Escutei de um jornalista português a seguinte frase, retirada por ele das redes sociais: “aos nossos avôs, pediram que fossem para a guerra. Para nós, pedem que fiquemos em casa”. Esta frase calou fundo em mim – mais que qualquer notícia ou video explicativo do poder de destruição do COVID-19. Meu avô paterno, lutou na Grande Guerra. Ele foi um sobrevivente. Vendo sua pátria arrasada, quis recomeçar a vida em novo cenário. Veio para o Brasil…trabalhou duro, conheceu minha avô, mudou a sua história, criou a minha…

Há poucos dias atrás, conversando com uma prima que conviveu com ele, perguntei se esta história era verdade, pois ele faleceu quando eu tinha 2 anos e só me lembro dele por foto. Ela comfirmou, fez relatos emocionantes de quando meu avô esteve entrincheirado, rodeado de morte. Ano passado, eu fiz de bicicleta o caminho daqueles que atiram no meu avô e mataram seus amigos. Estive em uma área de trincheiras e me pareceu impossível que meu avô tivesse sobrevivido (por isso questionei monha prima).  Senti uma gratidão infinita por ele não ter desistido e por eu estar ali graças a ele. Segui o caminho e no Museu da Grande Guerra vi os trajes e “apetrechos” dos soldados alemães e dos aliados. A diferença era gritante…de novo: como meu avô pôde sobreviver com tão pouco a horrores tâo grandes? Ele fechou olhos de amigos e pisou – ou rastejou? – em poças de sangue. Mas sobreviveu. E nestes campos, que foram o cenário de tantas atrocidades, hoje há muitos memorias em homenagem aos mortos e rios de papoulas vermelhas – escolhidas como um símbolo da guerra e da cura necessária. 

Março de 2020  e eu hoje me lamuriando porque tenho que ficar em casa.
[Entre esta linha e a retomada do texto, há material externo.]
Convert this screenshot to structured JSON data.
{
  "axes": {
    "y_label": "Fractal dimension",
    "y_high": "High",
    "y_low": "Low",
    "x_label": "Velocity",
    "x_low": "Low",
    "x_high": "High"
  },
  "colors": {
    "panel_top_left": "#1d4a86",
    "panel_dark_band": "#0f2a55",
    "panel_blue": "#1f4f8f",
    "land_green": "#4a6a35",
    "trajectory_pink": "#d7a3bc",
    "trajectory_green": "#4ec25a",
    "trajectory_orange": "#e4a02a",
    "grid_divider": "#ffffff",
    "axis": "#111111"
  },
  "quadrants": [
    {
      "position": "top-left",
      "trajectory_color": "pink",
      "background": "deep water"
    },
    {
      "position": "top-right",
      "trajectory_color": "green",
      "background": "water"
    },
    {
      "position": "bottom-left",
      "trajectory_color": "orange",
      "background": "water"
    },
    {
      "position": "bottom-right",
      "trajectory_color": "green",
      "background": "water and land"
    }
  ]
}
O dia está lindo e eu adoraria sair…quem sabe até colher flores…. Eu gostaria de fazer um doce, mas faltam alguns ingredientes…Só porque não posso, queria tantas coisas! Mas eu vou ficar em casa! É o mínimo que posso fazer: ficar na minha trincheira que felizmente tem muitas plantas – inclusive comestíveis – e animais queridos. Devo isso ao meu avô. Devo isso a humanidade que o poupou para que eu existisse.